NARDO' - C'è un film splendido di Alfonso Cuarón, "I figli degli uomini" del 2006. Sulla Terra non nasce un bambino da diciotto anni e l'arrivo di un neonato, miracoloso e inatteso, viene visto come una nuova Natività del Cristo.
Una bimba nasce a Nardò dopo oltre dieci anni. E c’è da festeggiare solo perché è venuta al mondo nelle mani giuste.

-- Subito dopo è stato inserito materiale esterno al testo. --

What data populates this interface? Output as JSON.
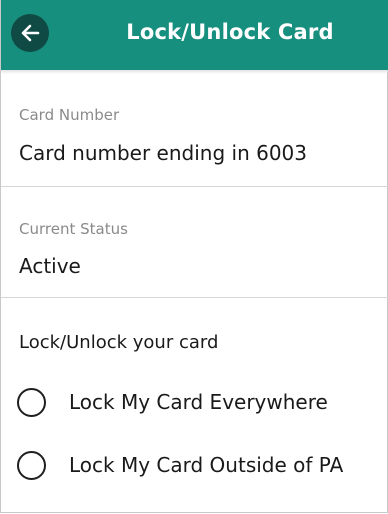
{
  "header": {
    "title": "Lock/Unlock Card",
    "back_icon": "arrow-left-icon",
    "color": "#178f7e"
  },
  "card_number": {
    "label": "Card Number",
    "value": "Card number ending in 6003"
  },
  "current_status": {
    "label": "Current Status",
    "value": "Active"
  },
  "lock_section": {
    "heading": "Lock/Unlock your card",
    "options": [
      {
        "label": "Lock My Card Everywhere",
        "selected": false
      },
      {
        "label": "Lock My Card Outside of PA",
        "selected": false
      }
    ]
  }
}
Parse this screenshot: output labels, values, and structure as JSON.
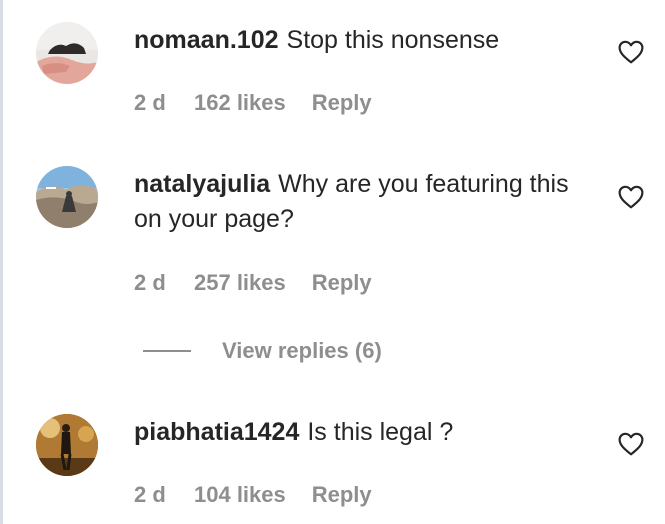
{
  "comments": [
    {
      "username": "nomaan.102",
      "text": "Stop this nonsense",
      "time": "2 d",
      "likes": "162 likes",
      "reply_label": "Reply"
    },
    {
      "username": "natalyajulia",
      "text": "Why are you featuring this on your page?",
      "time": "2 d",
      "likes": "257 likes",
      "reply_label": "Reply"
    },
    {
      "username": "piabhatia1424",
      "text": "Is this legal ?",
      "time": "2 d",
      "likes": "104 likes",
      "reply_label": "Reply"
    }
  ],
  "view_replies": {
    "label": "View replies (6)"
  },
  "icons": {
    "like": "heart-outline-icon"
  }
}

E’ successo a Nardò, in uno studio medico a due passi da via Bonfante e l’area 167, in via Caduti di via Fani. Lì, nello studio della dottoressa Vanna De Giorgio, noto medico di base della città, intorno alle 10 di mercoledì mattina si è presentata una donna 39enne, perché accusava dolori. La dottoressa, forte dell’esperienza e di essere specializzata in Ginecologia ed Ostetricia, ha capito subito di che cosa si trattasse: un netto “anticipo” del lieto evento.
In maniera inattesa, infatti, la creatura si stava affacciando la vita ben prima della data preventivata. Immediatamente il medico ha chiamato il servizio di 118 ma la risposta l’ha raggelata: la prima autoambulanza disponibile può arrivare solo da Casarano. Impiegherà almeno mezz’ora. Sembra una sorta di lotteria: se sei fortunato c’è un mezzo disponibile in zona, altrimenti devi attendere. Ma non si può dire di attendere ad un bimbo che vuole nascere.
Così la dottoressa si rimbocca le maniche, chiama la sua segretaria ed insieme aiutano la donna a partorire. Quando l’ambulanza del 118 arriva a Nardò (un’altra, medicalizzata e proveniente da Gallipoli) la bimba è già nelle braccia della sua mamma, avvolta da una “traversa” e con questo telo fasciata e tenuta in grembo. Una scena da Nuovo Testamento, rappresentata in uno studio medico di Nardò.
La bimba e la mamma stanno benone, non ci sono criticità di sorta ed ora sono ricoverate entrambe nell’ospedale di Galatina. La dottoressa Vanna De Giorgio ieri sera ha fatto visita alla puerpera ed alla bellissima creatura che ha l’onore di essere la prima bimba nata a Nardò dopo la soppressione e chiusura dei reparti di Ostetricia e Ginecologia del “San Giuseppe Sambiasi”, avvenuta nel 2003. Gli ultimi bimbi sono nati a Nardò a fine luglio di quell'anno.
Resta la preoccupazione per quello che sarebbe potuto succedere o che, prima o poi, succederà. La distanza che si sta ponendo, ed è sempre più marcata tra le persone e i servizi sanitari, infatti, non si riesce a colmare con le ambulanze del 118 che corrono come trottole ed alle quali sono affidate le speranze di sopravvivenza delle persone. La dottoressa, con pacatezza, lo fa capire: “sapevo che prima o poi sarebbe successo e siamo stati fortunati”. La donna, infatti, si è trovata da lei, ostetrica, ed il parto è stato relativamente “semplice”. E se si fosse trovata altrove, a casa sua, lontano dallo studio, se si fosse presentata una sofferenza fetale, una emorragia? Questa piccola neritina, la prima dopo tanti anni, avrebbe rischiato la sua giovanissima vita.